Arrived off Norfolk Island early on 10th April. This is part of Australia, although a long, long way from the mainland. A former penal colony that has been settled by colonist for a very long time.
Dawn on the 10th April.
Keeping out of the rain!
I awoke on 10th April to a grey dawn, sprinkled with drizzle! Not exactly the welcome to Norfolk Island I had imagined! We were anchored just off Kingston in the south of the island, a difficult swell was running, which made the zodiac landing a little tricky, passing through a rather small hole in the reef!
Once ashore, we drove to the Palm Glen section of the Norfolk Island National Park. Our arrival was greeted with more overcast skies & the light was very dim indeed for taking photographs.

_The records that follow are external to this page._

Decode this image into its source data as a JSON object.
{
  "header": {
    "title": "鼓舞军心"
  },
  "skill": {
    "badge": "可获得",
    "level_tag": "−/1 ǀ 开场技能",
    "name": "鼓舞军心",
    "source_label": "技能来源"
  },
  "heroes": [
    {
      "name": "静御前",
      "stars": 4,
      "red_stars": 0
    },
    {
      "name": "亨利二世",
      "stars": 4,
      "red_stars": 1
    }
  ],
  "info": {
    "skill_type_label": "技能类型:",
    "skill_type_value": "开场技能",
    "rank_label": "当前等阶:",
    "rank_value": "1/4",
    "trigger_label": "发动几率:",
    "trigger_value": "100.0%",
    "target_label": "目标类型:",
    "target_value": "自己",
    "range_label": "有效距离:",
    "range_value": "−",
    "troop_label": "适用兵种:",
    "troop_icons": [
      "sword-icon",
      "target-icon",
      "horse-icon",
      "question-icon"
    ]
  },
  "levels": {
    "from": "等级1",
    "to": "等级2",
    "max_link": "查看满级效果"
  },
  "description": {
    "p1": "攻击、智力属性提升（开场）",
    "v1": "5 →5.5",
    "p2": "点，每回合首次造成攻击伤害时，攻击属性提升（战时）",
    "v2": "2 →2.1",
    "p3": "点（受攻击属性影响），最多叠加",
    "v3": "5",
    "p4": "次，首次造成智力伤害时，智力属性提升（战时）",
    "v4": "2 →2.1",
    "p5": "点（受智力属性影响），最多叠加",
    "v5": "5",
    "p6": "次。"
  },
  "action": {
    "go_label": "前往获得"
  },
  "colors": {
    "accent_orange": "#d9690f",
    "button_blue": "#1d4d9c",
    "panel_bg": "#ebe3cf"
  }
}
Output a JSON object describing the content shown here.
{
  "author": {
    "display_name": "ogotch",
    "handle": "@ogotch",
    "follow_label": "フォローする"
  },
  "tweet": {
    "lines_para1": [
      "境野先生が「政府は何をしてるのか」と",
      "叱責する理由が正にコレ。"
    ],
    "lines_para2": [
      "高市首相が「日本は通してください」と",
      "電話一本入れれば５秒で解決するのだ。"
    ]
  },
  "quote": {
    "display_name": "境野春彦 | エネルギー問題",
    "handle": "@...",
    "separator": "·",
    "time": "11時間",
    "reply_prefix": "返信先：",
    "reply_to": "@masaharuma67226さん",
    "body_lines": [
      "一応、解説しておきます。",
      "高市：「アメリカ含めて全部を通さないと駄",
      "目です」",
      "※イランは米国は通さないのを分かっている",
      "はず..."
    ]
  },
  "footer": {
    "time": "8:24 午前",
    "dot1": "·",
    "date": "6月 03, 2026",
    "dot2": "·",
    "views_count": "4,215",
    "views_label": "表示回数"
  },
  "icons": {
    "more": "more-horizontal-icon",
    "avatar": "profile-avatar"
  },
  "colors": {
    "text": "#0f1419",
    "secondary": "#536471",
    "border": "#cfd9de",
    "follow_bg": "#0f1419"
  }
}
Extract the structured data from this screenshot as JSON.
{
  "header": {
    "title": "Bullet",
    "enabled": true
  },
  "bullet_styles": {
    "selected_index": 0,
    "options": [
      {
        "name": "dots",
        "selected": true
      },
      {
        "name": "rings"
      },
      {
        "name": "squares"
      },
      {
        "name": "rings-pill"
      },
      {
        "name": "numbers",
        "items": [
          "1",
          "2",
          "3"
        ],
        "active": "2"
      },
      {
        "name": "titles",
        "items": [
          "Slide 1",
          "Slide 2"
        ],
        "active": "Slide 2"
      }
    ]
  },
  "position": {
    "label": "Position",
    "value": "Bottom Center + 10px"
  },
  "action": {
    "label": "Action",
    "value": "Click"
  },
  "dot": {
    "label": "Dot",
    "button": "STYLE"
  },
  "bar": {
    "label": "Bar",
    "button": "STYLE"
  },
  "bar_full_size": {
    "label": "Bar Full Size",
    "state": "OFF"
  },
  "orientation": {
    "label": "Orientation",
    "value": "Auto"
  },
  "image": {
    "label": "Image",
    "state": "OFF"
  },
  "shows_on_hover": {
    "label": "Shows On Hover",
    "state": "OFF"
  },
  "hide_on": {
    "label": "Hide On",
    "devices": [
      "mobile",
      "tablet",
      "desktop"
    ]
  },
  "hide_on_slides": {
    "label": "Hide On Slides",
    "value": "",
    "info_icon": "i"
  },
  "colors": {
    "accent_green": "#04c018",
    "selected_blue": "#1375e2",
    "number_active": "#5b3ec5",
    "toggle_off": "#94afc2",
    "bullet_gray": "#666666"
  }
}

Birds were plentiful & within an hour the three endemic species were seen:
Norfolk Island Parakeet, yes it is that black dot!
Norfolk Island Gerygone
Other great birds included Pacific Emerald Dove & Pacific Robin.
Norfolk Island Golden Whistler -
surely a good split?
The local race of the Golden Whistler must surely soon be elevated to full species status, with the male & female both sharing the rather drab plumage.
The local race of Sacred Kingfisher
We then drove to the extreme north-west of the island, past Anson Bay to an area where Masked (Tasman) Boobies & Red-tailed Tropicbirds were nesting on the cliff top.
Double banded Plover
The birders on the ship.
Our final birding was around the bay at Kingston where we saw 19 Double-banded Plovers on the beach (newly arrived migrants from New Zealand).
Spirit of Enderby.
Late afternoon was spent travelling north away from Norfolk Island.
Many Black-winged Petrels were also noted.
The 11th April was another day at sea. The feature of the day were the fast flying flocks of Short-tailed Shearwaters passing north, over 20,000 were seen! Large numbers of Wedge-tailed Shearwaters were also seen.
12 Tahiti Petrels were noted, as were 20+ Gould’s Petrels and at least 10 Black-winged Petrels.
One thing of note was the 2 White-necked Petrels seen. Which after looking at my photographs may indeed be Vanuatu Petrels? Check out the shape of the collar & the under-wing pattern!
Magnificent Petrel & Wedge-tailed Shearwater
A fish oil slick produced a few petrels including at least one Magnificent Petrel! This was a bit of a bonus this far south.
Short-finned Pilot Whales
In the afternoon we picked up speed in an attempt to out run the fast approaching Typhoon Solo. Hatches were battened down & we went for it! The night was a little rough but nothing too serious & we arrived off New Caledonia in the early hours of the morning.